To calculate the output of a simple network with two input nodes and one output node with a sigmoid activation function you'll need to use:

$y = f(h) = sigmoid(\sum_{i} w_i x_i + b)$

In [4]:
import numpy as np

def sigmoid(x):
    return 1 / (1 + np.exp(-x))

inputs = np.array([0.7, -0.3])
weights = np.array([0.1, 0.8])
bias = -0.1

# Calculate the output
output = sigmoid(np.dot(inputs, weights) + bias)

print('Output:')
print(output)

Output:
0.432907095035


To figure out how we're going to find these weights, start by thinking about the goal. We want the network to make predictions as close as possible to the real values. To measure this, we need a metric of how wrong the predictions are, the **error**. A common metric is the sum of the squared errors (SSE):

$E = ^1_2 \sum_{μ} \sum_{j} [y_j^μ - 'y_j^μ]^2 $

where y^ is the prediction and y is the true value, and you take the sum over all output units j and another sum over all data points μ. This might seem like a really complicated equation at first, but it's fairly simple once you understand the symbols and can say what's going on in words.

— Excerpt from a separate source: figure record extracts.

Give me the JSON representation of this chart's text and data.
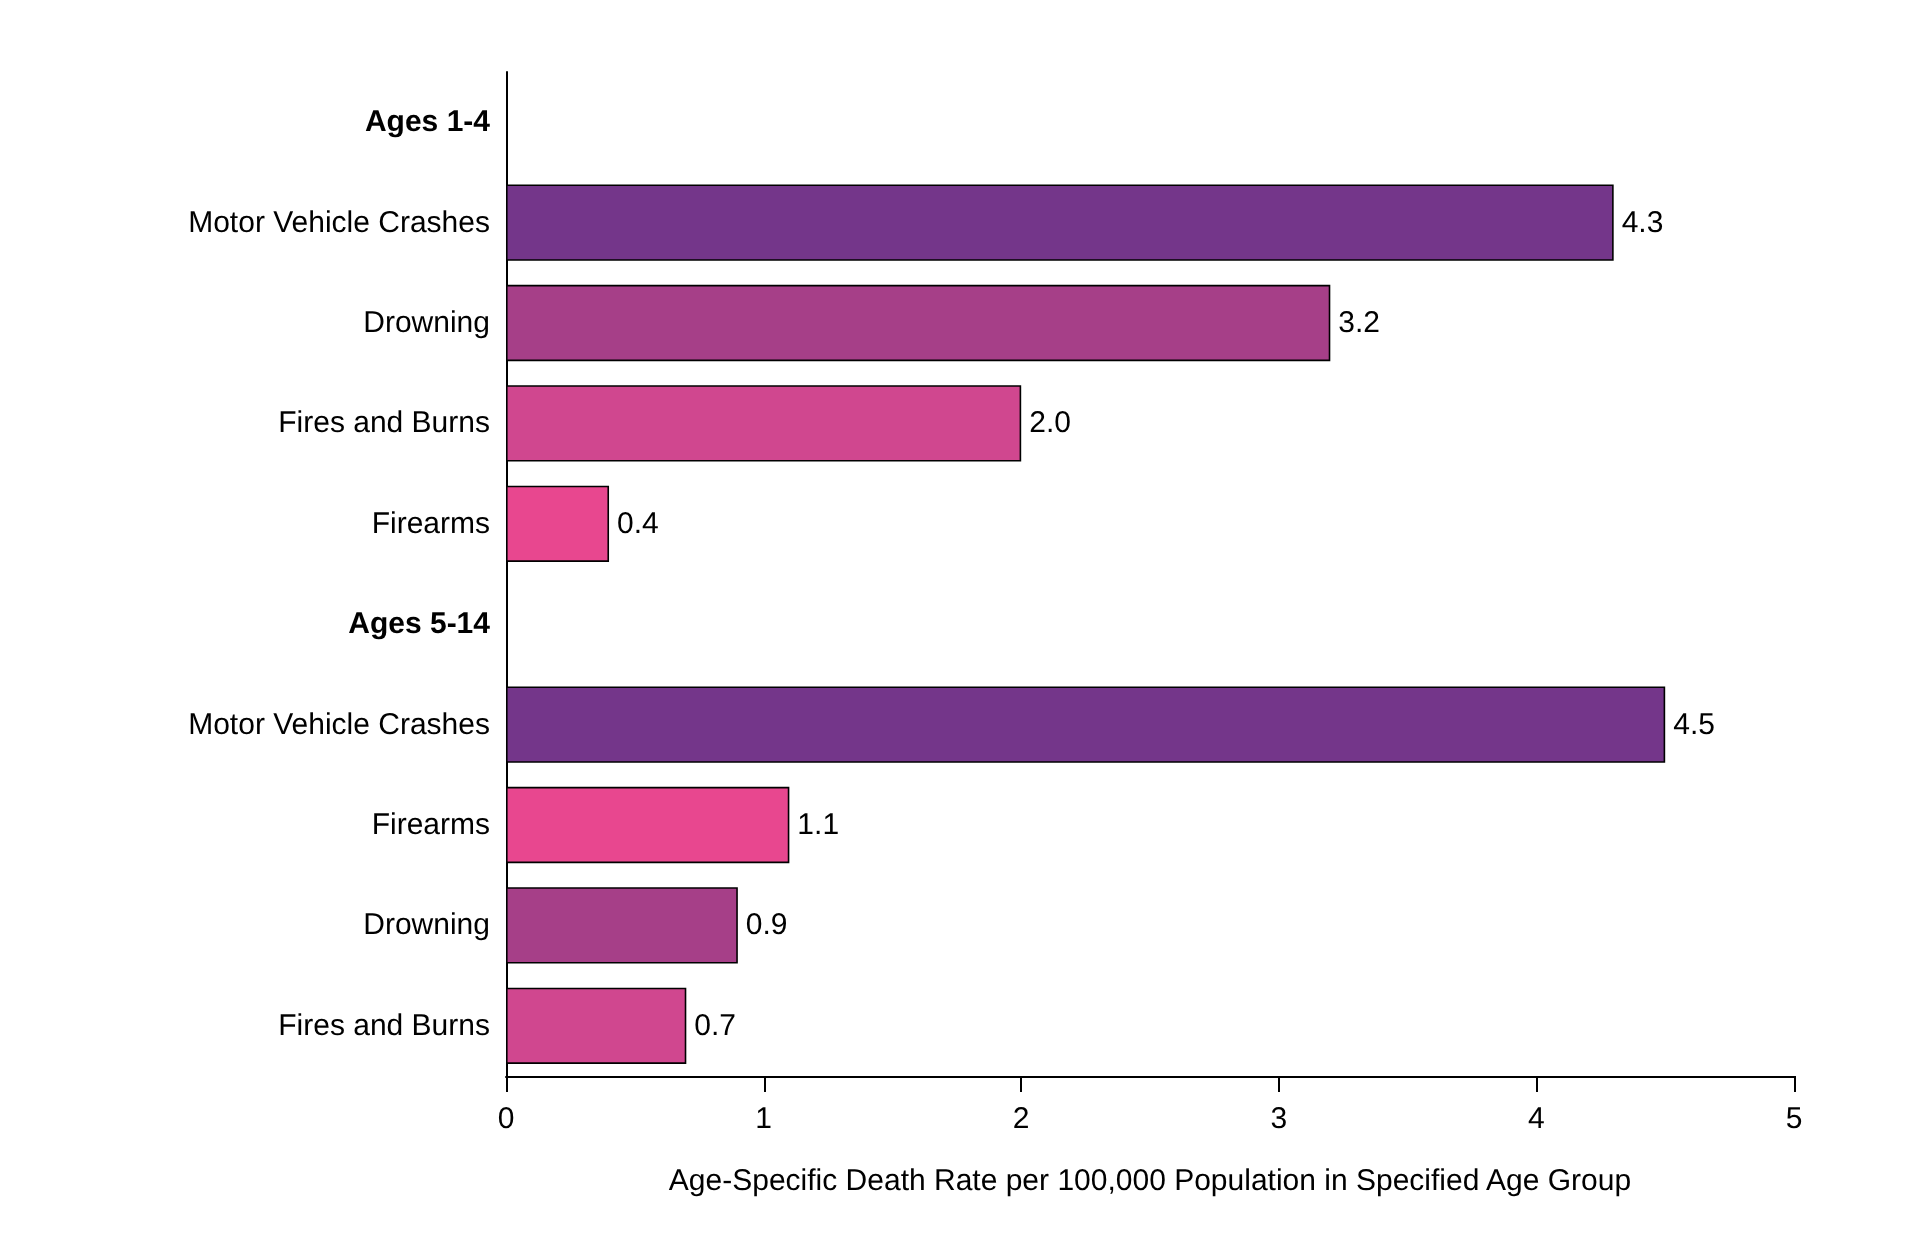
{
  "chart_data": {
    "type": "bar",
    "orientation": "horizontal",
    "xlabel": "Age-Specific Death Rate per 100,000 Population in Specified Age Group",
    "categories": [
      "Ages 1-4",
      "Motor Vehicle Crashes",
      "Drowning",
      "Fires and Burns",
      "Firearms",
      "Ages 5-14",
      "Motor Vehicle Crashes",
      "Firearms",
      "Drowning",
      "Fires and Burns"
    ],
    "values": [
      null,
      4.3,
      3.2,
      2.0,
      0.4,
      null,
      4.5,
      1.1,
      0.9,
      0.7
    ],
    "value_labels": [
      null,
      "4.3",
      "3.2",
      "2.0",
      "0.4",
      null,
      "4.5",
      "1.1",
      "0.9",
      "0.7"
    ],
    "colors": [
      "#74368a",
      "#74368a",
      "#a63f88",
      "#d0478f",
      "#e8478f",
      "#74368a",
      "#74368a",
      "#e8478f",
      "#a63f88",
      "#d0478f"
    ],
    "xlim": [
      0,
      5
    ],
    "xticks": [
      0,
      1,
      2,
      3,
      4,
      5
    ],
    "grid": false
  }
}
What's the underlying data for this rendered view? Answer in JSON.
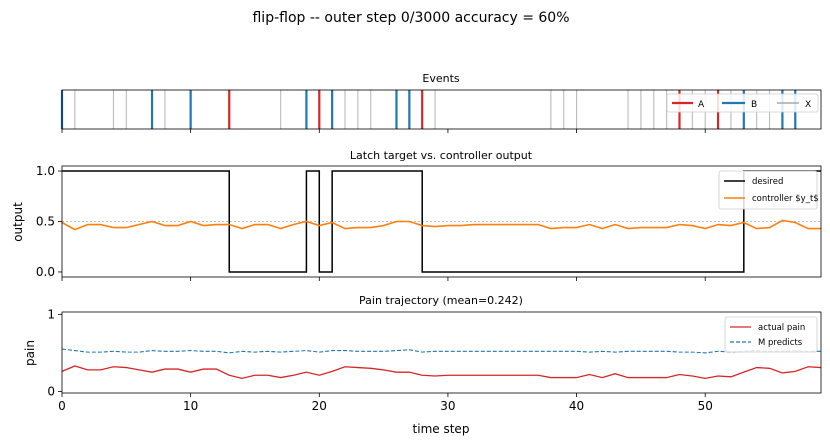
{
  "figure": {
    "suptitle": "flip-flop  --  outer step 0/3000   accuracy = 60%",
    "colors": {
      "A": "#d62728",
      "B": "#1f77b4",
      "X": "#bbbbbb",
      "desired": "#000000",
      "controller": "#ff7f0e",
      "pain": "#d62728",
      "predicts": "#1f77b4"
    }
  },
  "chart_data": [
    {
      "type": "event-raster",
      "title": "Events",
      "xlim": [
        0,
        59
      ],
      "legend": {
        "placement": "upper-right",
        "entries": [
          "A",
          "B",
          "X"
        ]
      },
      "events": {
        "A": [
          13,
          20,
          28,
          48,
          51
        ],
        "B": [
          0,
          7,
          10,
          19,
          21,
          26,
          27,
          53,
          56,
          57
        ],
        "X": [
          1,
          4,
          5,
          8,
          17,
          22,
          23,
          24,
          29,
          38,
          39,
          40,
          44,
          45,
          46,
          47,
          49,
          50,
          52,
          54,
          55
        ]
      }
    },
    {
      "type": "line",
      "title": "Latch target vs. controller output",
      "ylabel": "output",
      "xlim": [
        0,
        59
      ],
      "ylim": [
        -0.05,
        1.05
      ],
      "yticks": [
        "0.0",
        "0.5",
        "1.0"
      ],
      "reference_line": 0.5,
      "legend": {
        "placement": "upper-right"
      },
      "series": [
        {
          "name": "desired",
          "style": "step",
          "x": [
            0,
            13,
            13,
            19,
            19,
            20,
            20,
            21,
            21,
            28,
            28,
            53,
            53,
            59
          ],
          "y": [
            1,
            1,
            0,
            0,
            1,
            1,
            0,
            0,
            1,
            1,
            0,
            0,
            1,
            1
          ]
        },
        {
          "name": "controller $y_t$",
          "style": "line",
          "x": [
            0,
            1,
            2,
            3,
            4,
            5,
            6,
            7,
            8,
            9,
            10,
            11,
            12,
            13,
            14,
            15,
            16,
            17,
            18,
            19,
            20,
            21,
            22,
            23,
            24,
            25,
            26,
            27,
            28,
            29,
            30,
            31,
            32,
            33,
            34,
            35,
            36,
            37,
            38,
            39,
            40,
            41,
            42,
            43,
            44,
            45,
            46,
            47,
            48,
            49,
            50,
            51,
            52,
            53,
            54,
            55,
            56,
            57,
            58,
            59
          ],
          "y": [
            0.49,
            0.42,
            0.47,
            0.47,
            0.44,
            0.44,
            0.47,
            0.5,
            0.46,
            0.46,
            0.5,
            0.46,
            0.47,
            0.47,
            0.43,
            0.47,
            0.47,
            0.43,
            0.47,
            0.5,
            0.46,
            0.49,
            0.43,
            0.44,
            0.44,
            0.46,
            0.5,
            0.5,
            0.46,
            0.45,
            0.46,
            0.46,
            0.47,
            0.47,
            0.47,
            0.47,
            0.47,
            0.47,
            0.43,
            0.44,
            0.44,
            0.47,
            0.43,
            0.47,
            0.43,
            0.44,
            0.44,
            0.44,
            0.47,
            0.46,
            0.43,
            0.47,
            0.46,
            0.49,
            0.43,
            0.44,
            0.51,
            0.49,
            0.43,
            0.43
          ]
        }
      ]
    },
    {
      "type": "line",
      "title": "Pain trajectory  (mean=0.242)",
      "ylabel": "pain",
      "xlabel": "time step",
      "xlim": [
        0,
        59
      ],
      "ylim": [
        -0.02,
        1.03
      ],
      "xticks": [
        "0",
        "10",
        "20",
        "30",
        "40",
        "50"
      ],
      "yticks": [
        "0",
        "1"
      ],
      "legend": {
        "placement": "upper-right"
      },
      "series": [
        {
          "name": "actual pain",
          "style": "solid",
          "x": [
            0,
            1,
            2,
            3,
            4,
            5,
            6,
            7,
            8,
            9,
            10,
            11,
            12,
            13,
            14,
            15,
            16,
            17,
            18,
            19,
            20,
            21,
            22,
            23,
            24,
            25,
            26,
            27,
            28,
            29,
            30,
            31,
            32,
            33,
            34,
            35,
            36,
            37,
            38,
            39,
            40,
            41,
            42,
            43,
            44,
            45,
            46,
            47,
            48,
            49,
            50,
            51,
            52,
            53,
            54,
            55,
            56,
            57,
            58,
            59
          ],
          "y": [
            0.26,
            0.33,
            0.28,
            0.28,
            0.32,
            0.31,
            0.28,
            0.25,
            0.29,
            0.29,
            0.25,
            0.29,
            0.29,
            0.21,
            0.17,
            0.21,
            0.21,
            0.18,
            0.21,
            0.25,
            0.21,
            0.26,
            0.32,
            0.31,
            0.3,
            0.28,
            0.25,
            0.25,
            0.21,
            0.2,
            0.21,
            0.21,
            0.21,
            0.21,
            0.21,
            0.21,
            0.21,
            0.21,
            0.18,
            0.18,
            0.18,
            0.22,
            0.18,
            0.23,
            0.18,
            0.18,
            0.18,
            0.18,
            0.22,
            0.2,
            0.17,
            0.2,
            0.19,
            0.25,
            0.31,
            0.3,
            0.24,
            0.26,
            0.32,
            0.31
          ]
        },
        {
          "name": "M predicts",
          "style": "dashed",
          "x": [
            0,
            1,
            2,
            3,
            4,
            5,
            6,
            7,
            8,
            9,
            10,
            11,
            12,
            13,
            14,
            15,
            16,
            17,
            18,
            19,
            20,
            21,
            22,
            23,
            24,
            25,
            26,
            27,
            28,
            29,
            30,
            31,
            32,
            33,
            34,
            35,
            36,
            37,
            38,
            39,
            40,
            41,
            42,
            43,
            44,
            45,
            46,
            47,
            48,
            49,
            50,
            51,
            52,
            53,
            54,
            55,
            56,
            57,
            58,
            59
          ],
          "y": [
            0.55,
            0.53,
            0.51,
            0.51,
            0.52,
            0.51,
            0.51,
            0.53,
            0.52,
            0.52,
            0.53,
            0.52,
            0.52,
            0.5,
            0.52,
            0.51,
            0.52,
            0.51,
            0.52,
            0.53,
            0.51,
            0.53,
            0.53,
            0.52,
            0.52,
            0.52,
            0.53,
            0.54,
            0.51,
            0.52,
            0.52,
            0.52,
            0.52,
            0.52,
            0.52,
            0.52,
            0.52,
            0.52,
            0.52,
            0.52,
            0.52,
            0.51,
            0.52,
            0.51,
            0.52,
            0.52,
            0.52,
            0.52,
            0.51,
            0.51,
            0.5,
            0.52,
            0.51,
            0.52,
            0.53,
            0.52,
            0.52,
            0.53,
            0.52,
            0.52
          ]
        }
      ]
    }
  ]
}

First, the inside sum over j. This variable j represents the output units of the network. So this inside sum is saying for each output unit, find the difference between the true value y and the predicted value from the network y^, then square the difference, then sum up all those squares.

Then the other sum over μ is a sum over all the data points. So, for each data point you calculate the inner sum of the squared differences for each output unit. Then you sum up those squared differences for each data point. That gives you the overall error for all the output predictions for all the data points.
The SSE is a good choice for a few reasons. The square ensures the error is always positive and larger errors are penalized more than smaller errors. Also, it makes the math nice, always a plus.